Believe in your inner circle, but yes, I agree you need to trust them first. If they tell you that you need to have talent before you try something like this, don’t ignore them. If you’re doing this for fun, then good — for starters, your heart is in the right place. Think harder about what strengths you could possibly have and move in that direction.
#2 Do some product, service, market or ANY research.
You have to start somewhere and it usually begins with some kind of study. I get that not all brilliant plans are founded on learning and study, in which case I’d chuck a lot of the resulting success to luck.
#3 Create a plan or strategy.
A real one, not a strange one that involves product placement of urban R & B hood tunes on the cars of corporate workers. Am I wrong to assume that most office workers listen to some other type of music?

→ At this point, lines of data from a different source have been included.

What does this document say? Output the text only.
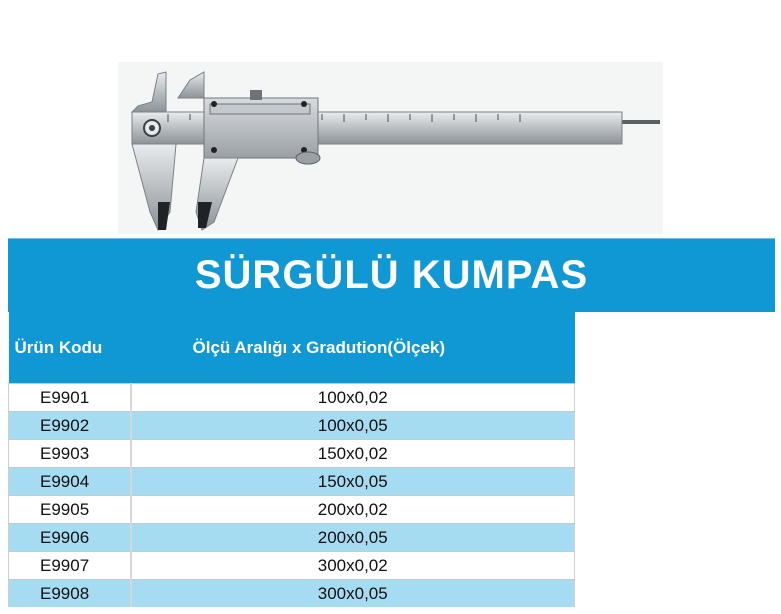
SÜRGÜLÜ KUMPAS
Ürün Kodu	Ölçü Aralığı x Gradution(Ölçek)
E9901	100x0,02
E9902	100x0,05
E9903	150x0,02
E9904	150x0,05
E9905	200x0,02
E9906	200x0,05
E9907	300x0,02
E9908	300x0,05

#4 Watch the money and invest in your ideas or business wisely.
Unless you’re a big L.A. advertising firm who has gobs of money to turn nobodies into stars, I’d say it would be very wise to conserve your money as much as possible. And try to get a free agent who knows what they’re doing.
#5 Get the right people behind you and find the right support.
If your entire neighborhood thinks you’re hot, then you probably are. If they walk away while you practice, then go back to step 1: you need a reality check.
If you’re jostling for a spot in the entertainment field, be prepared for hard competition. In fact, this rings true for any field of work. My message here is that before you take a huge risk — say by quitting your day job or by spending your life savings on an idea — make sure you have a real skill and a business plan (and failing that, a plan B).
Now if I could only make that @#$*%^! earworm go away.
[For those of you into demos, I’d be curious to hear what you think of the tune.]